Henry David Thoreau was a fascinating character: intense, passionate, obnoxious, arrogant, and possessed of a lyrical mind. I cannot help but like the man, even as he exasperates. He was given to making jabs at society, the government, technology, law, his neighbors, and anyone who wanted to give him advice:
“I have lived some thirty years on this planet, and I have yet to hear the first syllable of valuable or even earnest advice from my seniors.”
Yet he had his own heroes, and looked up to Emerson (as just one example) enough to follow the latter’s advice on variety of subjects.
Walden itself starts humbly enough:
“I should not obtrude my affairs so much on the notice of my readers if very particular inquiries had not been made by my townsmen concerning my mode of life…”
but quickly moves on to convey a sort of impatience with us as readers, lazy desperate folk that we are; if only we would wake up and realize the brilliance of his own plan, that we could live mortgage-free and debt-free by simply walking into the woods, building our own simple houses, and giving up meat.
Thoreau is most pleasurable to read when he is least snarky (he does love a good pun), as when advocating an open and curious approach to life:
“We should come home from far, from adventures, and perils, and discoveries each day, with new experience and character.”
or when he is exalting in the beauty of his beloved Pond and its surroundings:
“Sky water.
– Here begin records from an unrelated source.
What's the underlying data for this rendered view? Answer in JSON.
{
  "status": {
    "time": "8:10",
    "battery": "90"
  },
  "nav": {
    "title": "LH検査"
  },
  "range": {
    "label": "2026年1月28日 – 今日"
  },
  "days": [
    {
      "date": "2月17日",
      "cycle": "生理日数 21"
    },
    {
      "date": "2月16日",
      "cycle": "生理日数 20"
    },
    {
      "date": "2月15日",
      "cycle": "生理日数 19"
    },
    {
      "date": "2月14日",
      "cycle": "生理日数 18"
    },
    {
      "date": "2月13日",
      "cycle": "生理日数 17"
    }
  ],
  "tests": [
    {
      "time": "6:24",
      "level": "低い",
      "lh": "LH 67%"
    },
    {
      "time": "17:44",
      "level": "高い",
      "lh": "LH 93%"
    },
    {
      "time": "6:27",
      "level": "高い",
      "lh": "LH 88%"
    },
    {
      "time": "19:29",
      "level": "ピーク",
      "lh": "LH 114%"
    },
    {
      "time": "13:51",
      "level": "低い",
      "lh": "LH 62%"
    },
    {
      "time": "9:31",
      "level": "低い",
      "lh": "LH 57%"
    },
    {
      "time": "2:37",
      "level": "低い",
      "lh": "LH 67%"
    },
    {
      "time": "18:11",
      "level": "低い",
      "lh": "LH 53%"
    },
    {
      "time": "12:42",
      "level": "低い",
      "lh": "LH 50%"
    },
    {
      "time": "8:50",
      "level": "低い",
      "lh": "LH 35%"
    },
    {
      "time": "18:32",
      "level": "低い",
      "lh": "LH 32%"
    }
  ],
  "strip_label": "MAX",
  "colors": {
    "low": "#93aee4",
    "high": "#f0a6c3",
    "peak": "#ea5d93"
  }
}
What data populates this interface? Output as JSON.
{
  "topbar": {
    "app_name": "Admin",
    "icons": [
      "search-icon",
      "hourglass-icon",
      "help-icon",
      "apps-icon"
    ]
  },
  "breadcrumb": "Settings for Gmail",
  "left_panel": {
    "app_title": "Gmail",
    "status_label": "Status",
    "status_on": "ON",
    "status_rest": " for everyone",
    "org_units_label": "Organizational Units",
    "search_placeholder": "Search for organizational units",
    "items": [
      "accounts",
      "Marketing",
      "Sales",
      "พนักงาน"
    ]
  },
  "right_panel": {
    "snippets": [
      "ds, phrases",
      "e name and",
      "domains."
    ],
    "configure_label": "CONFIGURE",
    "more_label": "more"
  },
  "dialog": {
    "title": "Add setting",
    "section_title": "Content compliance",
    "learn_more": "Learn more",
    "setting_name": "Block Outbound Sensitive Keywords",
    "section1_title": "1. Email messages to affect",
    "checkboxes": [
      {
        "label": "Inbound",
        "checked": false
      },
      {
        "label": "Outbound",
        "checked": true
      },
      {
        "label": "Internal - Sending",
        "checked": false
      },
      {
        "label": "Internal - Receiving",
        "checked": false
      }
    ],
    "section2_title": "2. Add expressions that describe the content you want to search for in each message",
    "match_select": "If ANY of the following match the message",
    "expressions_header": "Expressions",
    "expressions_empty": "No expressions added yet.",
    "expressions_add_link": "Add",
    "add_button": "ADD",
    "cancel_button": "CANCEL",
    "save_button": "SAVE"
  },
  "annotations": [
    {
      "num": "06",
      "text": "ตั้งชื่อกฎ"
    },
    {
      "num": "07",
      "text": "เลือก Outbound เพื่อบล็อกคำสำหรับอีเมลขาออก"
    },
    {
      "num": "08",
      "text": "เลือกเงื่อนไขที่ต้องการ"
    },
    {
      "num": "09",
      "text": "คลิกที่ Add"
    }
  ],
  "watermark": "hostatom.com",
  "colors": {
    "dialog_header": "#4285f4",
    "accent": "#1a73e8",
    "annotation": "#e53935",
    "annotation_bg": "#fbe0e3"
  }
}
It needs no fence. […] a mirror in which all impurity presented to it sinks, swept and dusted by the sun’s hazy brush,—this is the light dust-cloth,—which retains no breath that is breathed on it, but sends its own to float as clouds high above its surface, and be reflected in its bosom still.”
And I know what he means when he says he cannot spare his moonlight (and I know he does not mean that he dislikes people).
And he offers some other valuable ideas, aside from the musings on solitude and self-sufficiency that pepper Walden:
“… the cost of a thing is the amount of what I will call life which is required to be exchanged for it, immediately or in the long run.”
“I had three pieces of limestone on my desk, but I was terrified to find that they required to be dusted daily, when the furniture of my mind was all undusted still, and I threw them out the window in disgust.”
And most everyone’s heard the bit about why he went to the woods in the first place. But this quote perhaps is the one that will stick with me most, for now:
“I left the woods for as good a reason as I went there. Perhaps it seemed to me that I had several more lives to live, and could not spare any more time for that one.”
We have so very many lives to live! As many as we choose. Kudos to Thoreau for being willing to try out his Walden experiment and, when he’d learned what he wanted, to move on. Everything changes.